In a federal lawsuit filed Tuesday, six women accuse the University of Tennessee of enabling and covering up sexual assaults committed by campus athletes, “fostering a hostile sexual environment,” and discriminating against alleged rape survivors through a biased adjudication system unique to Tennessee’s public university system.
The university violated Title IX laws, the suit alleges, by exhibiting “deliberate indifference” to sexual assaults and athletes’ misbehavior, depriving the plaintiffs of their right to an education and exposing them to further harassment. It names top university officials, including Chancellor Jimmy Cheek and Athletics Director Dave Hart, as among those who knew of the athletes’ history of rapes and sexual assaults but “failed to take corrective action.”
The suit centers on six cases of sexual assault, five of which were committed by current and former student athletes—football players A.J. Johnson, Michael Williams, Riyahd Jones, and a John Doe, plus basketball player Yemi Makanjuola—and one committed by a non-athlete after a party in a campus dorm. It also mentions several other episodes of criminal behavior, sexual and nonsexual, committed by football players, including an incident wherein UT football players beat up a fellow player who assisted the woman who’d accused Johnson and Williams of rape.
The plaintiffs, some of whom dropped out of school soon after reporting their alleged assaults, are seeking tuition reimbursement and prepayment, payments to cover expenses incurred as a result of the sexual assaults, and damages for emotional suffering and their lack of access to equal educational opportunity. But they’re also trying to change the way Tennessee universities handle sexual-assault cases. The lawsuit asks for an injunction that would eliminate the state’s current court-like system of adjudication, which gives alleged perpetrators the right to an attorney, an evidentiary hearing, and a cross-examination of their alleged victims. The judge who presides over these cases is appointed by Cheek, allowing for any potential university biases to slip into a highly legalistic process.

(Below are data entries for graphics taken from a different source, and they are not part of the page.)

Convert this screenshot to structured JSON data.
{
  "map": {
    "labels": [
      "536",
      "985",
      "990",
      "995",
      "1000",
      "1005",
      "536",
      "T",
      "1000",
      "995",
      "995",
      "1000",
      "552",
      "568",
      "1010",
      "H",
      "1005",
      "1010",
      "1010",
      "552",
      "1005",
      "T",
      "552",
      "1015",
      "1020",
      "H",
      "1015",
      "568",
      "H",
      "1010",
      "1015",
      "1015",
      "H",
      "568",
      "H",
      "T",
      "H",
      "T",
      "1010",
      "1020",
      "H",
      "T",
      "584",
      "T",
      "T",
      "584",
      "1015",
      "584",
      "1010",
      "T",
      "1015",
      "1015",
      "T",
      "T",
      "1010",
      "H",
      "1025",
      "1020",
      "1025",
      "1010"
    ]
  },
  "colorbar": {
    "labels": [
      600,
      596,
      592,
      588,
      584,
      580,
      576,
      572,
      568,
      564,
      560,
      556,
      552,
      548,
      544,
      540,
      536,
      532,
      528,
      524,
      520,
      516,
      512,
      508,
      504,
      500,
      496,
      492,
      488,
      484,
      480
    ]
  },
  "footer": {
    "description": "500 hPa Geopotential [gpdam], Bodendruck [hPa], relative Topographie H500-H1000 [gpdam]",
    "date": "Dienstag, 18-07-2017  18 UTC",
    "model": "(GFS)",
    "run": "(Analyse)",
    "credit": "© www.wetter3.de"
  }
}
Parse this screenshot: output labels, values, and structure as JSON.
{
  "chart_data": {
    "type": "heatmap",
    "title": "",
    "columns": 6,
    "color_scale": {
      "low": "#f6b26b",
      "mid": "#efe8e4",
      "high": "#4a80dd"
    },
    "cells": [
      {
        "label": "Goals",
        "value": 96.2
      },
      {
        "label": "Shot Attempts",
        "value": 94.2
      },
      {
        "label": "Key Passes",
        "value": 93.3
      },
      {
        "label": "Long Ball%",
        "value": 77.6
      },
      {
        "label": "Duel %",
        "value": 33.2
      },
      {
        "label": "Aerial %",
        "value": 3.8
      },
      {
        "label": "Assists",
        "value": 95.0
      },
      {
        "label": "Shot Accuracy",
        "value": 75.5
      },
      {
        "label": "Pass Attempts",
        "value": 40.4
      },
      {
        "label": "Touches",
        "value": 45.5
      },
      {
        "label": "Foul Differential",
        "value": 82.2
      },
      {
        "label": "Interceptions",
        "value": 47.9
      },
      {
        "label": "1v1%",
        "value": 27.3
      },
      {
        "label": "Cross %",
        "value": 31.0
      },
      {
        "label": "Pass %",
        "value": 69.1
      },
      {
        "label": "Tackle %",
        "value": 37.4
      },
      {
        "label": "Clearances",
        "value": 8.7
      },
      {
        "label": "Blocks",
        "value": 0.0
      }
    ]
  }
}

“Athletes knew in advance that UT would: support them even after a complaint of sexual assault; arrange for top quality legal representation; and then direct them to the…hearing procedure that denies victims the right to a hearing and to the same equal procedural, hearing, and process rights as given to perpetrators of rape and sexual assault,” the lawsuit states. It also accuses the university of prolonging investigations of its athletes until the alleged rapists graduated or transferred to other colleges. Makanjuola, for one, decamped for the University of North Carolina Wilmington “with public well wishes from his coaches,” the Tennessean reports, soon after UT learned of his alleged assault. Johnson, too, was lauded by university officials who knew that he’d been accused of sexual assault.
“In the situations identified in the lawsuit filed today, the university acted lawfully and in good faith, and we expect a court to agree,” the university said in a statement. “Any assertion that we do not take sexual assault seriously enough is simply not true.” Since last summer, the university has been the subject of two separate and ongoing Title IX investigations launched by the federal government. UT has also come under fire in the past for failing to disclose rape allegations against student athletes. Florida State University recently paid a landmark $950,000 settlement to the plaintiff of a Title IX lawsuit that accused the university of covering up football player Jameis Winston’s alleged rape of a fellow student in 2012—an indication that schools may be finally held to task for preferential treatment of student-athletes.